Getting the steps right is proving brutally hard, even if you know them.
Such failures carry an emotional valence that seems to cloud how we think about them. Failures of ignorance we can forgive. If the knowledge of the best thing to do in a given situation does not exist, we are happy to have people simply make their best effort. But if the knowledge exists and is not applied correctly, it is difficult not to be infuriated. What do you mean half of heart attack patients don’t get their treatment on time? What do you mean that two-thirds of death penalty cases are overturned because of errors? It is not for nothing that the philosophers gave these failures so unmerciful a name—ineptitude. Those on the receiving end use other words, like negligence or even heartlessness.

I have been trying for some time to understand the source of our greatest difficulties and stresses in medicine. It is not money or government or the threat of malpractice lawsuits or insurance company hassles—although they all play their role. It is the complexity that science has dropped upon us and the enormous strains we are encountering in making good on its promise.
The problem is not uniquely American; I have seen it everywhere—in Europe, in Asia, in rich countries and poor. Moreover, I have found to my surprise that the challenge is not limited to medicine.
Here, then, is our situation at the start of the twenty-first century: We have accumulated stupendous know-how.

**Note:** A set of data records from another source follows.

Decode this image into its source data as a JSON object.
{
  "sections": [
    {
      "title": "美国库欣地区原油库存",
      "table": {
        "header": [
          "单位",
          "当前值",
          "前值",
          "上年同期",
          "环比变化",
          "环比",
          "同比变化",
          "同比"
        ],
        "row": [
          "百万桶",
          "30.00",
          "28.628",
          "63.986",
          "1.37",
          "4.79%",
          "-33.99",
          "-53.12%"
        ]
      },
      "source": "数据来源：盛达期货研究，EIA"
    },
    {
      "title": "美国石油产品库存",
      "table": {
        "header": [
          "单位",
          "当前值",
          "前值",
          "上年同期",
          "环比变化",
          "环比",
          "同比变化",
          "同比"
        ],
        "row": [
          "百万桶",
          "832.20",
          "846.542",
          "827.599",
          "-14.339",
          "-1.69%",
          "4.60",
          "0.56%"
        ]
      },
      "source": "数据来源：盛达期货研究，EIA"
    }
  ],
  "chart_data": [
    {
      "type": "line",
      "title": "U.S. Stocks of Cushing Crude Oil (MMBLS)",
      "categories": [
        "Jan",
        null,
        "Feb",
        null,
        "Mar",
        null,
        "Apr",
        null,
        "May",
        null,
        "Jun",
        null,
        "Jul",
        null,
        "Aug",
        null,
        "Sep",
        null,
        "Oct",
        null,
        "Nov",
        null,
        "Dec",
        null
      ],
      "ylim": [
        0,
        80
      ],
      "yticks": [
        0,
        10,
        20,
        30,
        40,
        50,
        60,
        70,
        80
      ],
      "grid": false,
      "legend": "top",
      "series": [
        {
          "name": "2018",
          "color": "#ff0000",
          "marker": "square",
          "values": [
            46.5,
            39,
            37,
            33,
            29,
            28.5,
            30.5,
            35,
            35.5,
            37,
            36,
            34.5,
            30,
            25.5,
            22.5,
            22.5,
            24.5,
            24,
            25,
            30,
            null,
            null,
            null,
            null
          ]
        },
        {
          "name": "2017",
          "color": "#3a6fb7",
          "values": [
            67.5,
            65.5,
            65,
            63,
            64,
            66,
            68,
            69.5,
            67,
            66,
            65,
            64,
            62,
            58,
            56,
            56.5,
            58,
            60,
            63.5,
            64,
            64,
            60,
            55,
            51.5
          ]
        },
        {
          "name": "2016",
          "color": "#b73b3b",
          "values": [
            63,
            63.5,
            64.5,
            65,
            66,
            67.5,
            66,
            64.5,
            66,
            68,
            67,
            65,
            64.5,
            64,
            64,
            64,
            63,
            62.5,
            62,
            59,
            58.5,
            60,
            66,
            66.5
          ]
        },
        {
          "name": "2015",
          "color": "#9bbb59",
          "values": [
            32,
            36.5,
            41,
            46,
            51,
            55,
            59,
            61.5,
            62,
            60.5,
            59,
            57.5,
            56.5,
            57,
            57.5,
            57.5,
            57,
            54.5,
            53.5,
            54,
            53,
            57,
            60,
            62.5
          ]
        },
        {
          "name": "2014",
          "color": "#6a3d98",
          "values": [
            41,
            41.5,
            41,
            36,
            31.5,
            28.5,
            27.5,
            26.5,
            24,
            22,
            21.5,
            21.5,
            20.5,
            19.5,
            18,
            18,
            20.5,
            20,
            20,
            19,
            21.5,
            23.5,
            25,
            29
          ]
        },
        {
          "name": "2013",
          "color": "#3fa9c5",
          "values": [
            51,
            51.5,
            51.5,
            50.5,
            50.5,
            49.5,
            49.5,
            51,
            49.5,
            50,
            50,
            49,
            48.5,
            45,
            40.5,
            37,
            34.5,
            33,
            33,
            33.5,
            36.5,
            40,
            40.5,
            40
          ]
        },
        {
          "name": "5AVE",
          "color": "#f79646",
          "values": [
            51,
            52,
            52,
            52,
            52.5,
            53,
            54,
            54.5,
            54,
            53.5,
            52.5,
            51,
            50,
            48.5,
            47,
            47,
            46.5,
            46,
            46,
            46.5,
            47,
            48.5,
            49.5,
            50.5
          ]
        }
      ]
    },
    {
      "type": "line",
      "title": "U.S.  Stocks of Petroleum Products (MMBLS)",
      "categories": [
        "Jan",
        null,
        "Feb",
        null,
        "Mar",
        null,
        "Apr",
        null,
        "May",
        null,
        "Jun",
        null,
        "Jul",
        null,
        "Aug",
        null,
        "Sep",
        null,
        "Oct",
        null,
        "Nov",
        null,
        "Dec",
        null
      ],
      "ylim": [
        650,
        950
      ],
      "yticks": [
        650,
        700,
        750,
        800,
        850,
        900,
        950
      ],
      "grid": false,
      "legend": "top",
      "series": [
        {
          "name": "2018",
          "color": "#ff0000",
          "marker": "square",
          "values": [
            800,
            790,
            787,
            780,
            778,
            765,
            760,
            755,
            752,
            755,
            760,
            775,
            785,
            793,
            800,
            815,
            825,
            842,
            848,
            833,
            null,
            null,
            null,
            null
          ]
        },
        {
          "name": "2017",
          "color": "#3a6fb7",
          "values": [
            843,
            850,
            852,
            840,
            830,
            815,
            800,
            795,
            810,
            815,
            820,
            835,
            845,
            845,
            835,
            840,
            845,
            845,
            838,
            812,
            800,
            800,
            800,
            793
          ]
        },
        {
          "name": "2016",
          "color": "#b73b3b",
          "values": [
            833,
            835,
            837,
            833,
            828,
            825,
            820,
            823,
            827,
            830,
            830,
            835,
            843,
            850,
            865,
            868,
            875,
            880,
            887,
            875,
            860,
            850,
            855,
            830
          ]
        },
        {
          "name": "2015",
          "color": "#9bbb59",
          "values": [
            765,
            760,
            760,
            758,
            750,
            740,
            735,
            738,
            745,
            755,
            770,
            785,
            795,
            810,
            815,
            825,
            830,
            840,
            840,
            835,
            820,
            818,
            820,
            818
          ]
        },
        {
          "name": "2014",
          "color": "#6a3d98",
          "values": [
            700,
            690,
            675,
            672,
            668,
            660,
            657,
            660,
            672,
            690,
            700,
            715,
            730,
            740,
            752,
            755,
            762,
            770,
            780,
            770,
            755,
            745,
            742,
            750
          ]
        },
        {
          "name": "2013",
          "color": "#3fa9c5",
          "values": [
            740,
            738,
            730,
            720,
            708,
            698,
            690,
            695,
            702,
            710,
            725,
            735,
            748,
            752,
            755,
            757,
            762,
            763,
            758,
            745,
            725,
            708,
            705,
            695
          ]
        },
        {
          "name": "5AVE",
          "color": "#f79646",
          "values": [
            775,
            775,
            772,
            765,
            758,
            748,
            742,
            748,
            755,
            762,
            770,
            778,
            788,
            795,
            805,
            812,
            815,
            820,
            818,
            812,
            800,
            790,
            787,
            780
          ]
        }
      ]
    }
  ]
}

We have put it in the hands of some of the most highly trained, highly skilled, and hardworking people in our society. And, with it, they have indeed accomplished extraordinary things.

Nonetheless, that know-how is often unmanageable. Avoidable failures are common and persistent, not to mention demoralizing and frustrating, across many fields—from medicine to finance, business to government. And the reason is increasingly evident: the volume and complexity of what we know has exceeded our individual ability to deliver its benefits correctly, safely, or reliably. Knowledge has both saved us and burdened us.